Here, a few of my favourite things:

-archie continuously flipping his long, orange locks, like one of charlie’s angels


-mickey getting so annoyed with the large, hairy she-devil at the next table who was boisterously balancing wine bottles on his/her very ample bosom, that he started throwing walnuts at his/her head (one question: Why did mickey have walnuts along? He was dressed as a cleaning lady.)

-männerballet (yup, that’s right, man ballet) which if you’ve ever seen top secret you’ll get the right idea…but without the super-sized balls.  Mickey’s nephew was one of the dancers, along with the son of another friend of mine.  Family and friends howled and cheered the guys on, as they twirled and pirouetted, hopped and leaped, while lifting and throwing each other around; all the while dressed as police officers (I still don’t know why).

And, the highlight (by far the funniest thing that I could understand) was a video spoof of ‘America’s Most Wanted’ (Aktenzeichen Ungelöst) re-enacting recent unsolved crimes in the area.  A nun (clearly not a real nun) is seen sneaking into the Hildegard herb garden of the nearby Hildegard of Bingen convent, heading over to the herbs and ripping them all frantically out.  In the process he disturbs another nun (clearly not a real nun) who is quietly meditating in the garden.  The thief runs out of the garden, his habit flying behind him (isn’t there a movie about this?) as he makes his great escape, arms full of herbs, into the woods.  A police man (apparently a real, neighbourhood bobby – judging by the audience’s reaction) just happens to be strolling past the convent garden (probably his regular beat) when he senses something amiss and gives chase.  To no avail, the thief is gone.

Next scene: the neighbourhood building centre, where on every Saturday a bratwurst truck is setup selling to the lunchtime crowd.  Right next to it, on this particular Saturday, a nun (again, clearly not a real nun) is busy setting up a herb-selling stand.  A moment later the friendly, neighbourhood policeman happens to drive by.  He sees the nun, slams on his brakes, jumps out of the car, and with baton waving runs towards her.  The nun, notices the policeman, herbs go flying and they run off.  Break to mug shot of said nun…apparently some prominent person from the area (major hooting and hollering from crowd)…who knows.  But, during the chase and ensuing arrest, someone else entirely took off with the herb stash.  Case still unsolved.

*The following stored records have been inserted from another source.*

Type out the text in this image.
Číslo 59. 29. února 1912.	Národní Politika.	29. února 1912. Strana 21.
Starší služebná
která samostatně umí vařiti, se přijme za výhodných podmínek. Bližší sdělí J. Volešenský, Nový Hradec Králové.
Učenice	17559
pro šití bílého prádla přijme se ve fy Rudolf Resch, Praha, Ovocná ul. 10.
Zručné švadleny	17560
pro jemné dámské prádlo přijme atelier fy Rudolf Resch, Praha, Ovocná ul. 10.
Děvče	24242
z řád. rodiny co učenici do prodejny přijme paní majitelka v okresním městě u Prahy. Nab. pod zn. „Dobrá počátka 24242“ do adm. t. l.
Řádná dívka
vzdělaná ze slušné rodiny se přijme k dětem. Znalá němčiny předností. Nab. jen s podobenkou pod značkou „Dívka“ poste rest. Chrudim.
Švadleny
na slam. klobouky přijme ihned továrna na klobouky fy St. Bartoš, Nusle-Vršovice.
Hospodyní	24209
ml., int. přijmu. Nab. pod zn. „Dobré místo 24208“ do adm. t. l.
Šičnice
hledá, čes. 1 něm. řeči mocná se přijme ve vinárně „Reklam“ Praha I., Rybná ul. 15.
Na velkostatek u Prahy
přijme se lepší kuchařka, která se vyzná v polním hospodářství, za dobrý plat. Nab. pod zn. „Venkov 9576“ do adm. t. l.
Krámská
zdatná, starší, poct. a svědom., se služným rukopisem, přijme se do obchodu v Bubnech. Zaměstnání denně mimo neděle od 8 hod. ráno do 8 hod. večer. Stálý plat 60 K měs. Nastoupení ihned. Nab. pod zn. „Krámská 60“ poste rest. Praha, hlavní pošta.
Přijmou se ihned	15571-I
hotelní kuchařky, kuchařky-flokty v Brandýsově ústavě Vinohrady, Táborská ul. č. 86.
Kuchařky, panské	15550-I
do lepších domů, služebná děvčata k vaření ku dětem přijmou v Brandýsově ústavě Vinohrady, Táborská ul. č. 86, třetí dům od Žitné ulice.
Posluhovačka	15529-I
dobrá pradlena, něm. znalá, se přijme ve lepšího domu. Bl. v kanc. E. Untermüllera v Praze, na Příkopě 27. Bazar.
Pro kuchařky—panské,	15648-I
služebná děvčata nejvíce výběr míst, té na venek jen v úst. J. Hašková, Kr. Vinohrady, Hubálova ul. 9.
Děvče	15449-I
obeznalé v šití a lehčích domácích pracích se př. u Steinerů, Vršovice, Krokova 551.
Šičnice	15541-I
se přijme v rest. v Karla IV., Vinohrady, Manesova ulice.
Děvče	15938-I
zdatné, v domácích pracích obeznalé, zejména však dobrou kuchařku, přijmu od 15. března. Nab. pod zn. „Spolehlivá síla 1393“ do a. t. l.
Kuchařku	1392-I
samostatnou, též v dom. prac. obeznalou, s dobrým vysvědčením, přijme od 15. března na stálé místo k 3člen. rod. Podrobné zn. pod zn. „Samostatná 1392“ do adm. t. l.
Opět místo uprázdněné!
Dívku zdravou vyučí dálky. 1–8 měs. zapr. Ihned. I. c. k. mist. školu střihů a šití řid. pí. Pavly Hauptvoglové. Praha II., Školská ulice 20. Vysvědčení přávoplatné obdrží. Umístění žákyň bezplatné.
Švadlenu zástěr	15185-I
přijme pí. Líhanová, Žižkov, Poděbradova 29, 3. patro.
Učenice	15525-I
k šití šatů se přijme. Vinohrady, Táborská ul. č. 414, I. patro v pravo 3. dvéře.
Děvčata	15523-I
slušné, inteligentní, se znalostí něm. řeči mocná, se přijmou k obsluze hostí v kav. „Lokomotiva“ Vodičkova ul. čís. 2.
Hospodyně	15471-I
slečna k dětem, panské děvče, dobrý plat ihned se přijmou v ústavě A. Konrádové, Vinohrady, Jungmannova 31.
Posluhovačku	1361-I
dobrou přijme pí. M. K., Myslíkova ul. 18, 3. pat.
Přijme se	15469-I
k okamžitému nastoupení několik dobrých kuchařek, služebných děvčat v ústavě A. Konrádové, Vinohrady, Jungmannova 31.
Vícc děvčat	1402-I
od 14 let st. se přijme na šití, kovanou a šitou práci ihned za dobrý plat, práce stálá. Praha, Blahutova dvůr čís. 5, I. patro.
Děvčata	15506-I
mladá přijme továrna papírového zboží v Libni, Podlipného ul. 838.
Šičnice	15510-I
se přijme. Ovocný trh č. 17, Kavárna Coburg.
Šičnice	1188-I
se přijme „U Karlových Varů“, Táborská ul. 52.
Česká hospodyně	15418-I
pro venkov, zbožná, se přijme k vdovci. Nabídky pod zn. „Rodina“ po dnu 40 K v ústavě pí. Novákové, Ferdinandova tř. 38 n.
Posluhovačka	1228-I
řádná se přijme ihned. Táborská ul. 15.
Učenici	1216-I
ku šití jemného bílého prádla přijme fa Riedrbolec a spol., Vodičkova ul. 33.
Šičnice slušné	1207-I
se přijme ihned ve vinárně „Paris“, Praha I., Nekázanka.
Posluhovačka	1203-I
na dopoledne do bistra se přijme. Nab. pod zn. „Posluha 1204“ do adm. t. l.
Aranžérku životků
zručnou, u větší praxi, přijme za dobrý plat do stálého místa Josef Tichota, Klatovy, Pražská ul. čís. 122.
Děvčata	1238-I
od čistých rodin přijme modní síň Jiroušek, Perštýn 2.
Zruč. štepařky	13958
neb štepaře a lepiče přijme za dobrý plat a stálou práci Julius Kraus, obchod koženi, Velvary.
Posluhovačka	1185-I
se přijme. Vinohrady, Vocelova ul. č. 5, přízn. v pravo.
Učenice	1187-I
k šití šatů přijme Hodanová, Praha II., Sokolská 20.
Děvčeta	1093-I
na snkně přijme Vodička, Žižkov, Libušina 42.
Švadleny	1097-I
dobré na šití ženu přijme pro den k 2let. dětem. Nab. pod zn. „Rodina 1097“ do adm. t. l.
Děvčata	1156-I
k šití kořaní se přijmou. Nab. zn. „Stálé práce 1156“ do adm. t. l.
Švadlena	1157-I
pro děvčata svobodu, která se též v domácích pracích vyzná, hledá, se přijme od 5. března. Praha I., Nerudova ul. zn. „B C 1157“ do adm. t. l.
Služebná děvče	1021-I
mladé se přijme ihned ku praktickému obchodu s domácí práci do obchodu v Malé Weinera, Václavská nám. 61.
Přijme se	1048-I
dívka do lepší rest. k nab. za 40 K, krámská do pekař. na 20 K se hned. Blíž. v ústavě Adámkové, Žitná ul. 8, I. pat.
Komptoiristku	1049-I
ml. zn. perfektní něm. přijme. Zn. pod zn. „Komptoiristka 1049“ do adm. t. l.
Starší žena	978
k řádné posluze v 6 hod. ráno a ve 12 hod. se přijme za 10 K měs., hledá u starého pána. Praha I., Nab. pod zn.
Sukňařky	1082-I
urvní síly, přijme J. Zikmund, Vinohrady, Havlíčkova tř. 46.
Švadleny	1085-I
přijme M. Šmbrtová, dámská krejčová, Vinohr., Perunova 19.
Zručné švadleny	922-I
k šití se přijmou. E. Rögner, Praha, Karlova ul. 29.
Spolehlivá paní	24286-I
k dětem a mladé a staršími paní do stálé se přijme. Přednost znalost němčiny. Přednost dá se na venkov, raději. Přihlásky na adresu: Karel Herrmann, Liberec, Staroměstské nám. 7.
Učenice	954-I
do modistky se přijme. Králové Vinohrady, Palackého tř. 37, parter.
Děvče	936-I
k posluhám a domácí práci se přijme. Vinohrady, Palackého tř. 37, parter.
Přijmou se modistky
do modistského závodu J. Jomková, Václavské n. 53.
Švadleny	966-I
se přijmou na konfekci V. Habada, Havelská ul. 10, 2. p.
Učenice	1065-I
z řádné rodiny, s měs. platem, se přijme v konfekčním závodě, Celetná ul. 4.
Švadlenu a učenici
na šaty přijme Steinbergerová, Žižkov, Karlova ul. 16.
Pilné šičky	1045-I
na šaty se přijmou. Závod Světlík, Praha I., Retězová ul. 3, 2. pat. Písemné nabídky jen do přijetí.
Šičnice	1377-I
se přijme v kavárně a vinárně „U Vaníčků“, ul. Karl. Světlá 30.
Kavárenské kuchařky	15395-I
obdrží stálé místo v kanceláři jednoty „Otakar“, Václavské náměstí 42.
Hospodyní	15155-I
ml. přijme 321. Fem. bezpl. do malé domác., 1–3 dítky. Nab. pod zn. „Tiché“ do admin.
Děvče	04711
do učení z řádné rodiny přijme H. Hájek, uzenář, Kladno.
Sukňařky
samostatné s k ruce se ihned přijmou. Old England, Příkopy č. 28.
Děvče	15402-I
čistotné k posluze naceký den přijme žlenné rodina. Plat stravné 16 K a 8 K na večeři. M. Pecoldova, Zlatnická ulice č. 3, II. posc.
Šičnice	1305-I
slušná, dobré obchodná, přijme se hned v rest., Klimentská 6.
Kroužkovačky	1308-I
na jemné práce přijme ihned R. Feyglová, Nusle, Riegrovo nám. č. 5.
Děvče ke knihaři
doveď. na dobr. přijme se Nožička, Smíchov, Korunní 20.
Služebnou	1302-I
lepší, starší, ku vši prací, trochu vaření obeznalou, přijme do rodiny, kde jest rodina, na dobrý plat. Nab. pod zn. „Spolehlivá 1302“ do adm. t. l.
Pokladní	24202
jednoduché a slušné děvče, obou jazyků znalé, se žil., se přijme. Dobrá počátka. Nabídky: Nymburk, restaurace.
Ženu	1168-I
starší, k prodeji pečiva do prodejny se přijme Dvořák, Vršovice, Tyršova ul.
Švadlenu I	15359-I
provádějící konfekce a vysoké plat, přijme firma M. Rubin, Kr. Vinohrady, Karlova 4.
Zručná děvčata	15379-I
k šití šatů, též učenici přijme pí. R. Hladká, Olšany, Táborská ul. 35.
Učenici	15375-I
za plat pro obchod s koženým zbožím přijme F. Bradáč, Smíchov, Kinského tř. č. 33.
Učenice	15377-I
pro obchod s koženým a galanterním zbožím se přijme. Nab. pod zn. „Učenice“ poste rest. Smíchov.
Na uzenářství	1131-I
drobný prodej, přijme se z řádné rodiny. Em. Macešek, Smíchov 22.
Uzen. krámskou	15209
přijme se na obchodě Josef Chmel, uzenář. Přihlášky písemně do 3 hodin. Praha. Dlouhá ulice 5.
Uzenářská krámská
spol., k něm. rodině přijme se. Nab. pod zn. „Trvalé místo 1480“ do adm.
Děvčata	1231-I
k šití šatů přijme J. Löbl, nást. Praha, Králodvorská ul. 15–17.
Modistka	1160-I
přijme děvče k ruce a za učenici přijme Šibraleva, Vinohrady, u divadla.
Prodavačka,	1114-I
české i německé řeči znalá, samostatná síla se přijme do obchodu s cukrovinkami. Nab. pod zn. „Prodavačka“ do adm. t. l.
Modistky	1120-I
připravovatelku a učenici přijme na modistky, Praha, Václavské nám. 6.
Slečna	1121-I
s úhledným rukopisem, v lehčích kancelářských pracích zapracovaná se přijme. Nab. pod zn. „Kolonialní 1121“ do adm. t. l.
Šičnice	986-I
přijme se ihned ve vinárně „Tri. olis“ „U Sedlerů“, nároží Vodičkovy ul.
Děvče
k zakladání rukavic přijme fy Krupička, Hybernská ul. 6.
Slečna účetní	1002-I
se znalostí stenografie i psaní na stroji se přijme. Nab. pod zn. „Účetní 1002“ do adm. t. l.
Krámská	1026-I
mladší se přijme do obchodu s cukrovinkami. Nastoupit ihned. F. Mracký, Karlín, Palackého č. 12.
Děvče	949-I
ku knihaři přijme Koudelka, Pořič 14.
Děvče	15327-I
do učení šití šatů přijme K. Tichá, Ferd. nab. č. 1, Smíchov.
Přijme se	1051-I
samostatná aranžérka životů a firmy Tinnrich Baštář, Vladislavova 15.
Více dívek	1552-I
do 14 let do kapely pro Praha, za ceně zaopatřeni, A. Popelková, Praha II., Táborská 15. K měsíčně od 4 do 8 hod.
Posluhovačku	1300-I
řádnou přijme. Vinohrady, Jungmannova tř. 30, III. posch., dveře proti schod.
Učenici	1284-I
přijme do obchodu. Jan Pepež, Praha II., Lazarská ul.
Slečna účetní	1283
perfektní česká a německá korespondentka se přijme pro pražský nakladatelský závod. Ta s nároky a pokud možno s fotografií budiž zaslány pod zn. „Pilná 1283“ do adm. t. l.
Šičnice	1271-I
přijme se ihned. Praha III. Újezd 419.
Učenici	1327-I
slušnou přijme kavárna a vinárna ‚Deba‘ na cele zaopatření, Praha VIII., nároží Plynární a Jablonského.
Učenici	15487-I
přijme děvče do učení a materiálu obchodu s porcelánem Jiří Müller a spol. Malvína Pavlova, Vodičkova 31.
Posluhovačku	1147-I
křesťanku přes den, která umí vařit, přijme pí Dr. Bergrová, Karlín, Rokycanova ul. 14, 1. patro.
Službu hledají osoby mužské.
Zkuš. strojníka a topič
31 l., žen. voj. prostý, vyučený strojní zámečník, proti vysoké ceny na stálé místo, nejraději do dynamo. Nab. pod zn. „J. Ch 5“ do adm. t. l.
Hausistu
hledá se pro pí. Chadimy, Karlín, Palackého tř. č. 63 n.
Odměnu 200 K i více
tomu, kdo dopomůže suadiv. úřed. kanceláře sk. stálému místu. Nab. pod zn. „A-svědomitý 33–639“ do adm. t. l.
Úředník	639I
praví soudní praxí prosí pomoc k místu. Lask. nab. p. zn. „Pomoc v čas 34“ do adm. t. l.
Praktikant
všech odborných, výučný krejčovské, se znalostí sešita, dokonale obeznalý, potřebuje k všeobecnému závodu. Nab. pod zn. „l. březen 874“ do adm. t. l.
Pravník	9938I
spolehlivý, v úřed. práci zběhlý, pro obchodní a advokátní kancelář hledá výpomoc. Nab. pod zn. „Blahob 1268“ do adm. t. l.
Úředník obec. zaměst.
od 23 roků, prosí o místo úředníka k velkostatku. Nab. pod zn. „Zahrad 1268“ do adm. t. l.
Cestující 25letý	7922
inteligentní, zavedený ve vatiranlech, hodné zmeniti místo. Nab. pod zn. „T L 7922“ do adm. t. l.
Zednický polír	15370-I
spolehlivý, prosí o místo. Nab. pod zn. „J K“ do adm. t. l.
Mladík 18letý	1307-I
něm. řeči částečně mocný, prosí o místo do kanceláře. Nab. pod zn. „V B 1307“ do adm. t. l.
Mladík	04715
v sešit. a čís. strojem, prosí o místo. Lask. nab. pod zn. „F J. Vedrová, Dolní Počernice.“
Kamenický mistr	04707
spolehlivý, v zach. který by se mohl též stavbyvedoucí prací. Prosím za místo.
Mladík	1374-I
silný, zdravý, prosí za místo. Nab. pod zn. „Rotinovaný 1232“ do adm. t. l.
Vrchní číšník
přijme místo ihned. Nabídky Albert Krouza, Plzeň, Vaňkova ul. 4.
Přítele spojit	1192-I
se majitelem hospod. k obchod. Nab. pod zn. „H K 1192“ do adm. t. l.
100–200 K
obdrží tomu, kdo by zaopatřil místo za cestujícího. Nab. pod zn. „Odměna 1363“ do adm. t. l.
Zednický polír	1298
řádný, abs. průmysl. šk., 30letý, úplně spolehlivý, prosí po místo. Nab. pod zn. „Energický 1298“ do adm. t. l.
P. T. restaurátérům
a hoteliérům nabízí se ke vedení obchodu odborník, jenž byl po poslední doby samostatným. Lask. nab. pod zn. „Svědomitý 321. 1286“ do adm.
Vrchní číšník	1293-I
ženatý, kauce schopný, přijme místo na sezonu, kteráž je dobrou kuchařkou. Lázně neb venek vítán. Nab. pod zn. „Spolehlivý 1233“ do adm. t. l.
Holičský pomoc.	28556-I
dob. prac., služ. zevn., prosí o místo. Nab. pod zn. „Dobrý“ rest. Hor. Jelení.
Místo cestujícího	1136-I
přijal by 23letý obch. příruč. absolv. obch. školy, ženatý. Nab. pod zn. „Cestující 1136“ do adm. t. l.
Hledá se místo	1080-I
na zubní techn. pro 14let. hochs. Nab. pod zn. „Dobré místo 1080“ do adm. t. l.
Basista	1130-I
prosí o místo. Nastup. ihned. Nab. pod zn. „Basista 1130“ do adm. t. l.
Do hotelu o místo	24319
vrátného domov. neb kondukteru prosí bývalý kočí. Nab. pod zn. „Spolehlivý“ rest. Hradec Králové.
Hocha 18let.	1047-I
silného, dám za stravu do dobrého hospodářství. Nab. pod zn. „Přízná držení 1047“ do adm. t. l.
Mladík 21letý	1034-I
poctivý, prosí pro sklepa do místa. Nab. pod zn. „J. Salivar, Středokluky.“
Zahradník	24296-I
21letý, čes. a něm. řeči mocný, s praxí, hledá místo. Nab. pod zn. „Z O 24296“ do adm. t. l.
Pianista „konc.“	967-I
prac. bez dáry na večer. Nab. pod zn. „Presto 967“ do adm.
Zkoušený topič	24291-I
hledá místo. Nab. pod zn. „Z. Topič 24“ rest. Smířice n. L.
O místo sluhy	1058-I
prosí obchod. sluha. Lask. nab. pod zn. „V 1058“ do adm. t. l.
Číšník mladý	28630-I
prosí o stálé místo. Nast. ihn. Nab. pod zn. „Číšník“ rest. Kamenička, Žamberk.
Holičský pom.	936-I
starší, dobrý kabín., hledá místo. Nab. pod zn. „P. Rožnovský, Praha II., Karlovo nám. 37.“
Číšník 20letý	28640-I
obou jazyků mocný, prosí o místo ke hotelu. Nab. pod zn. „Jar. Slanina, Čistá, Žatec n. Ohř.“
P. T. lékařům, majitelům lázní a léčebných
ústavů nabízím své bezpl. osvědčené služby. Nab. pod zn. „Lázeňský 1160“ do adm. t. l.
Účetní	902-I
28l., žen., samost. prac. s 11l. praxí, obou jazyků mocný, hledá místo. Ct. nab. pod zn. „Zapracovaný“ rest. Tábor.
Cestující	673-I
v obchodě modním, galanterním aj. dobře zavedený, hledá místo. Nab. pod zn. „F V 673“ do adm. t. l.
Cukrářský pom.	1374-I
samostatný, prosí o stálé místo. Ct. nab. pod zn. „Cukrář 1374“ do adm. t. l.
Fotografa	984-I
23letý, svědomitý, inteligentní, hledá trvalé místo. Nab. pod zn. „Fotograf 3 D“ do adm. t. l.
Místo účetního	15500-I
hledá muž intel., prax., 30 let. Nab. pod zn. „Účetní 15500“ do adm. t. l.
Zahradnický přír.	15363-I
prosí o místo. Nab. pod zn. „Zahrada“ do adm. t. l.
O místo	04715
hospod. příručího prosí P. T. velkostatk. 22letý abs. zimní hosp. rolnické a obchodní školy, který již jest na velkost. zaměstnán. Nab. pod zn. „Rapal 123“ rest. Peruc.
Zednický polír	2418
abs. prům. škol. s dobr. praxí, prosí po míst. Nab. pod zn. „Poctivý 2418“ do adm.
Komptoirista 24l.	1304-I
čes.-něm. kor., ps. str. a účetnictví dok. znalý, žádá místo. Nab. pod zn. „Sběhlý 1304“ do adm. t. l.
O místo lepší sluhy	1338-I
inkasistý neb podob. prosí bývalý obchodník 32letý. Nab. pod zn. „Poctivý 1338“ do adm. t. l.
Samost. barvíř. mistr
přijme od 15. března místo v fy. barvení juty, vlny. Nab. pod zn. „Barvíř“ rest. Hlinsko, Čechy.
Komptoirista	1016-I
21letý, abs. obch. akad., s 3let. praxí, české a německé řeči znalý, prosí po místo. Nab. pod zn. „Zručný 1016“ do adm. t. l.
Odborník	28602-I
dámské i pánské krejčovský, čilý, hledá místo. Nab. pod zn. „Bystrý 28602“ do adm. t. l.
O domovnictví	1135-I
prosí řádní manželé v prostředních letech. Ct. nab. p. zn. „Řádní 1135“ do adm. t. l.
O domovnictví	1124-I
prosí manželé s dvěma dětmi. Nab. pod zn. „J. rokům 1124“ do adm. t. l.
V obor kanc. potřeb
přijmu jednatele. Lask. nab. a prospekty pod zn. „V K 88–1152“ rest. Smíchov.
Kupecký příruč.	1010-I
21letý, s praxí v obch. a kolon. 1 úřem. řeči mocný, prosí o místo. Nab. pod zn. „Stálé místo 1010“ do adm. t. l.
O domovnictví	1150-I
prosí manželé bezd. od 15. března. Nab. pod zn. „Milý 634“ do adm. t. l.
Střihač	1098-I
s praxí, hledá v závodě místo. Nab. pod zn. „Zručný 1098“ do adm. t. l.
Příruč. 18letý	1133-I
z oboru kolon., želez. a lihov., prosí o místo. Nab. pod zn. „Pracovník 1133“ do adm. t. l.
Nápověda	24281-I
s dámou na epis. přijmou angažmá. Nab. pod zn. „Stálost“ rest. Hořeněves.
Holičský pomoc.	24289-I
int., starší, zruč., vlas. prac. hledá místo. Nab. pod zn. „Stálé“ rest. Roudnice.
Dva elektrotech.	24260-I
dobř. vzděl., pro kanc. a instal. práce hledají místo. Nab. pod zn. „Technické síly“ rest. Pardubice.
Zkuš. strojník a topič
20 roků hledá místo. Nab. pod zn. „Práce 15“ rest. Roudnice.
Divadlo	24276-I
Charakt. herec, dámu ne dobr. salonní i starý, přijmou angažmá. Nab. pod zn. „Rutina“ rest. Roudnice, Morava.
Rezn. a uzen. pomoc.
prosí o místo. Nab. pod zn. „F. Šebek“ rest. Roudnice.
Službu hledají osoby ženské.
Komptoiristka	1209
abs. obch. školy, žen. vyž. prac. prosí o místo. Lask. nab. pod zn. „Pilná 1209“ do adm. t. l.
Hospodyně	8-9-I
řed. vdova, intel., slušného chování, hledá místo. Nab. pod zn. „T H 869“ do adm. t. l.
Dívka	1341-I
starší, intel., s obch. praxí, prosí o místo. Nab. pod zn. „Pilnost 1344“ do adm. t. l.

It’s one am and slowly people get up, gather their fallen-off wigs and long-tossed-aside wands and weapons, and in mickey’s case, a plunger.  The floor is littered with feathery boa remnants and the long, wooden tables are messy with empty glasses and plates, and lots of sad, used up luftschlangen (literally translated as ‘air snakes’!). There are still two guys on stage doing a sketch about the high cost of parking metres on mainstreet, but nobody seems to be listening anymore.  Everyone is just plain exhausted from all the laughing, the singing… and the drinking.

Maybe at the end of the day (and long night), the point of carnival is for the community to come together; to plan and prepare and execute a night of merriment and laughter; to not take themselves or each other or politics too seriously, but to make fun and have fun…and to look silly.

Good, hometown fun…not my hometown, but that’s okay, they happily let me in. Or maybe they were just drunk.